Symmetry in Observations

As an observer, if you undergo a transformation, and any properties of the process you are viewing change, those properties are not symmetric with respect to the transformation. On the flip side, properties that remain constant no matter how a process is viewed are symmetric... commonly called invariant.

Consider a process involving a moving circle.
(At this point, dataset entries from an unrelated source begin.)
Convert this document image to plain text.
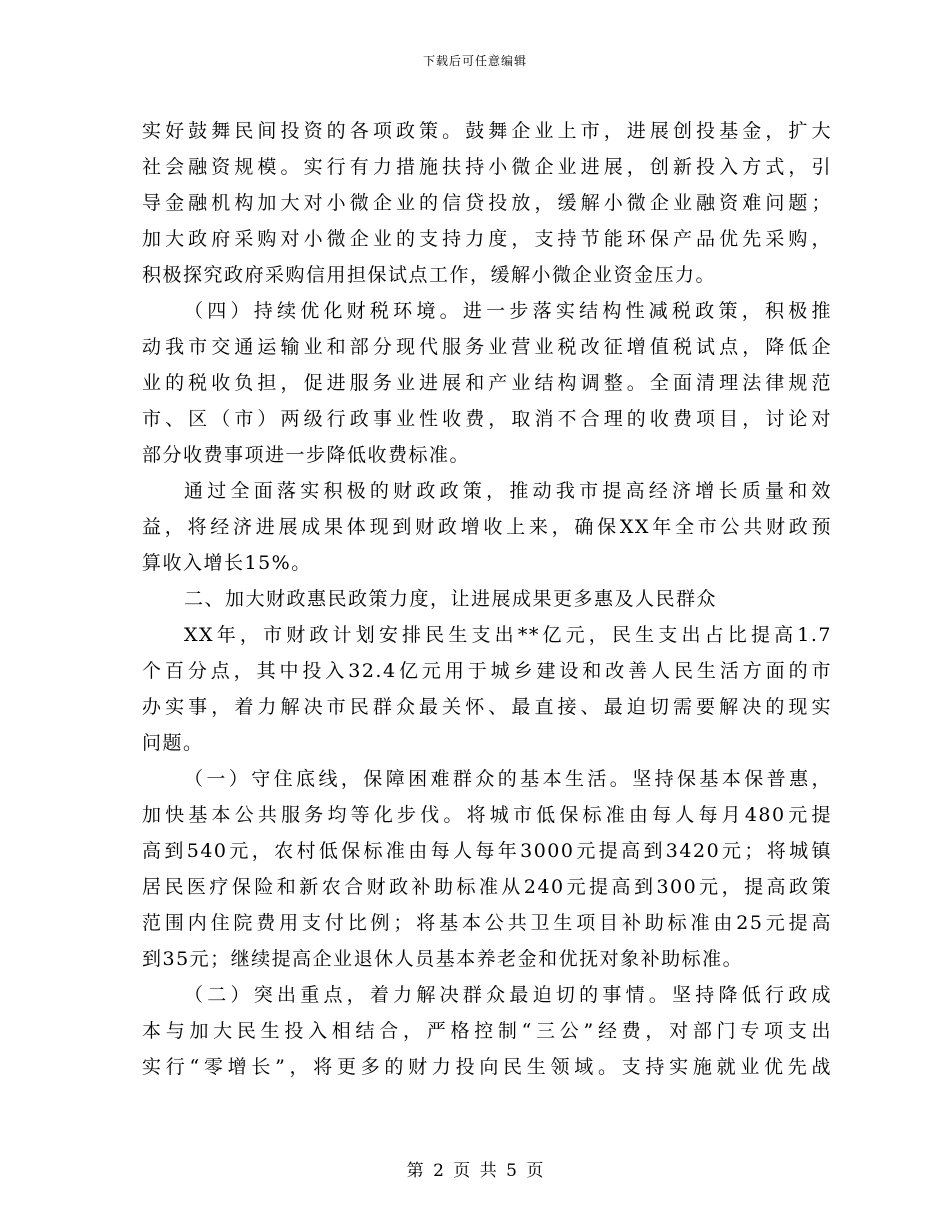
下载后可任意编辑
实好鼓舞民间投资的各项政策。鼓舞企业上市，进展创投基金，扩大
社会融资规模。实行有力措施扶持小微企业进展，创新投入方式，引
导金融机构加大对小微企业的信贷投放，缓解小微企业融资难问题；
加大政府采购对小微企业的支持力度，支持节能环保产品优先采购，
积极探究政府采购信用担保试点工作，缓解小微企业资金压力。
（四）持续优化财税环境。进一步落实结构性减税政策，积极推
动我市交通运输业和部分现代服务业营业税改征增值税试点，降低企
业的税收负担，促进服务业进展和产业结构调整。全面清理法律规范
市、区（市）两级行政事业性收费，取消不合理的收费项目，讨论对
部分收费事项进一步降低收费标准。
通过全面落实积极的财政政策，推动我市提高经济增长质量和效
益，将经济进展成果体现到财政增收上来，确保XX年全市公共财政预
算收入增长15%。
二、加大财政惠民政策力度，让进展成果更多惠及人民群众
XX年，市财政计划安排民生支出**亿元，民生支出占比提高1.7
个百分点，其中投入32.4亿元用于城乡建设和改善人民生活方面的市
办实事，着力解决市民群众最关怀、最直接、最迫切需要解决的现实
问题。
（一）守住底线，保障困难群众的基本生活。坚持保基本保普惠，
加快基本公共服务均等化步伐。将城市低保标准由每人每月480元提
高到540元，农村低保标准由每人每年3000元提高到3420元；将城镇
居民医疗保险和新农合财政补助标准从240元提高到300元，提高政策
范围内住院费用支付比例；将基本公共卫生项目补助标准由25元提高
到35元；继续提高企业退休人员基本养老金和优抚对象补助标准。
（二）突出重点，着力解决群众最迫切的事情。坚持降低行政成
本与加大民生投入相结合，严格控制“三公”经费，对部门专项支出
实行“零增长”，将更多的财力投向民生领域。支持实施就业优先战
第 2 页 共 5 页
When observing processes, it is very easy to describe them with respect to yourself. You have a natural sense of direction, so you might describe the circle as "falling down", but when you rotate yourself, you now describe the circle as "rising up".

Because your description changes between these two orientations, the model is not symmetric. A more appropriate description might be "the circle moves toward the hexagon". With this description, it does not matter from where or what orientation the observer is watching, the model is valid. Because the description/model is valid from more points of view, it is a better model.

For now, this is all we need on the subject of symmetry, but we will regularly invoke the principle throughout our discussions on physics.